Bando K, Turrentine M W, Vijay P, Sharp T G, Sekine Y, Lalone B J, Szekely L, Brown J W
Section of Cardiothoracic Surgery, James W. Riley Hospital for Children and Indiana University Medical Center, Indianapolis 46202-5123, USA.
Ann Thorac Surg. 1998 Sep;66(3):821-7; discussion 828. doi: 10.1016/s0003-4975(98)00606-7.
Modified ultrafiltration (MUF) after cardiopulmonary bypass (CPB) in children decreases body water, removes inflammatory mediators, improves hemodynamics, and decreases transfusion requirements. The optimal target population for MUF needs to be defined. This prospective, randomized study attempted to identify the best candidates for MUF during operations for congenital heart disease.
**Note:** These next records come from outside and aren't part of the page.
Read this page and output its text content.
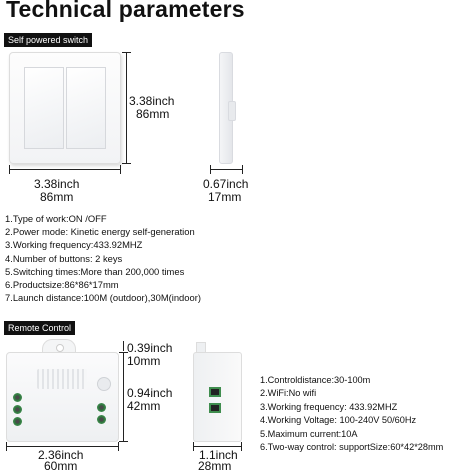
Technical parameters
Self powered switch
3.38inch
86mm
3.38inch
86mm
0.67inch
17mm
1.Type of work:ON /OFF
2.Power mode: Kinetic energy self-generation
3.Working frequency:433.92MHZ
4.Number of buttons: 2 keys
5.Switching times:More than 200,000 times
6.Productsize:86*86*17mm
7.Launch distance:100M (outdoor),30M(indoor)
Remote Control
0.39inch
10mm
0.94inch
42mm
2.36inch
60mm
1.1inch
28mm
1.Controldistance:30-100m
2.WiFi:No wifi
3.Working frequency: 433.92MHZ
4.Working Voltage: 100-240V 50/60Hz
5.Maximum current:10A
6.Two-way control: supportSize:60*42*28mm
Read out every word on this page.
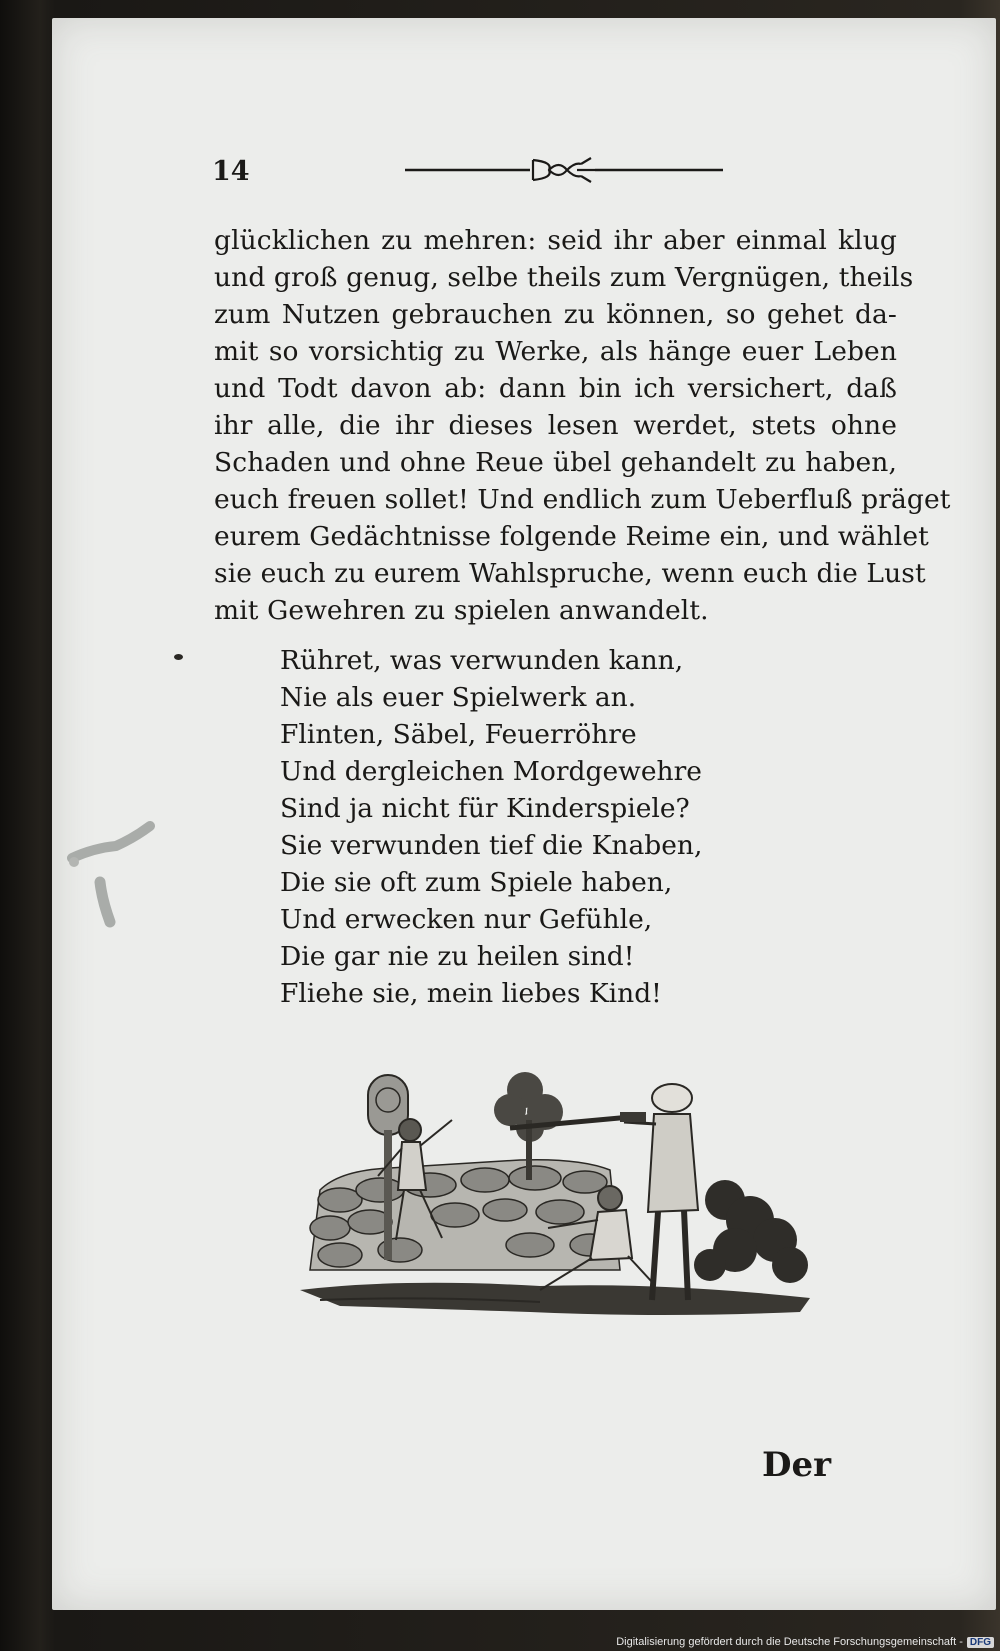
14
glücklichen zu mehren: seid ihr aber einmal klug
und groß genug, selbe theils zum Vergnügen, theils
zum Nutzen gebrauchen zu können, so gehet da-
mit so vorsichtig zu Werke, als hänge euer Leben
und Todt davon ab: dann bin ich versichert, daß
ihr alle, die ihr dieses lesen werdet, stets ohne
Schaden und ohne Reue übel gehandelt zu haben,
euch freuen sollet! Und endlich zum Ueberfluß präget
eurem Gedächtnisse folgende Reime ein, und wählet
sie euch zu eurem Wahlspruche, wenn euch die Lust
mit Gewehren zu spielen anwandelt.
Rühret, was verwunden kann,
Nie als euer Spielwerk an.
Flinten, Säbel, Feuerröhre
Und dergleichen Mordgewehre
Sind ja nicht für Kinderspiele?
Sie verwunden tief die Knaben,
Die sie oft zum Spiele haben,
Und erwecken nur Gefühle,
Die gar nie zu heilen sind!
Fliehe sie, mein liebes Kind!
Der
Digitalisierung gefördert durch die Deutsche Forschungsgemeinschaft - DFG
Informed consent was obtained from 100 consecutive patients with complex congenital heart disease undergoing operations with CPB. They were randomized into a control group (n = 50) of conventional ultrafiltration during bypass and an experimental group using dilutional ultrafiltration during bypass and venovenous modified ultrafiltration after bypass (MUF group, n = 50). Postoperative arterial oxygenation, duration of ventilatory support, transfusion requirements, hematocrit, chest tube output, and time to chest tube removal were compared between the groups stratified by age and weight, CPB technique, existence of preoperative pulmonary hypertension, and diagnosis.
There were no MUF-related complications. In patients with preoperative pulmonary hypertension, MUF significantly improved postoperative oxygenation (445 +/- 129 mm Hg versus control: 307 +/- 113 mm Hg, p = 0.002), shortened ventilatory support (42.9 +/- 29.5 hours versus control: 162.4 +/- 131.2 hours, p = 0.0005), decreased blood transfusion (red blood cells: 16.2 +/- 18.2 mL/kg versus control: 41.4 +/- 27.8 mL/kg, p = 0.01; coagulation factors: 5.3. +/- 6.9 mL/kg versus control: 32.3 +/- 15.5 mL/kg, p = 0.01), and led to earlier chest tube removal. In neonates (< or =30 days), MUF significantly reduced transfusion of coagulation factors (5.4 +/- 5.0 mL/kg versus control: 39.9 +/- 25.8 mL/kg, p = 0.007), and duration of ventilatory support (59.3 +/- 36.2 hours versus 242.1 +/- 143.1 hours, p = 0.0009). In patients with prolonged CPB (>120 minutes), MUF significantly reduced the duration of ventilatory support (44.7 +/- 37.0 hours versus 128.7 +/- 133.4 hours, p = 0.002). No significant differences were observed between MUF and control patients for any parameter in the presence of ventricular septal defect without pulmonary hypertension, tetralogy of Fallot, or aortic stenosis.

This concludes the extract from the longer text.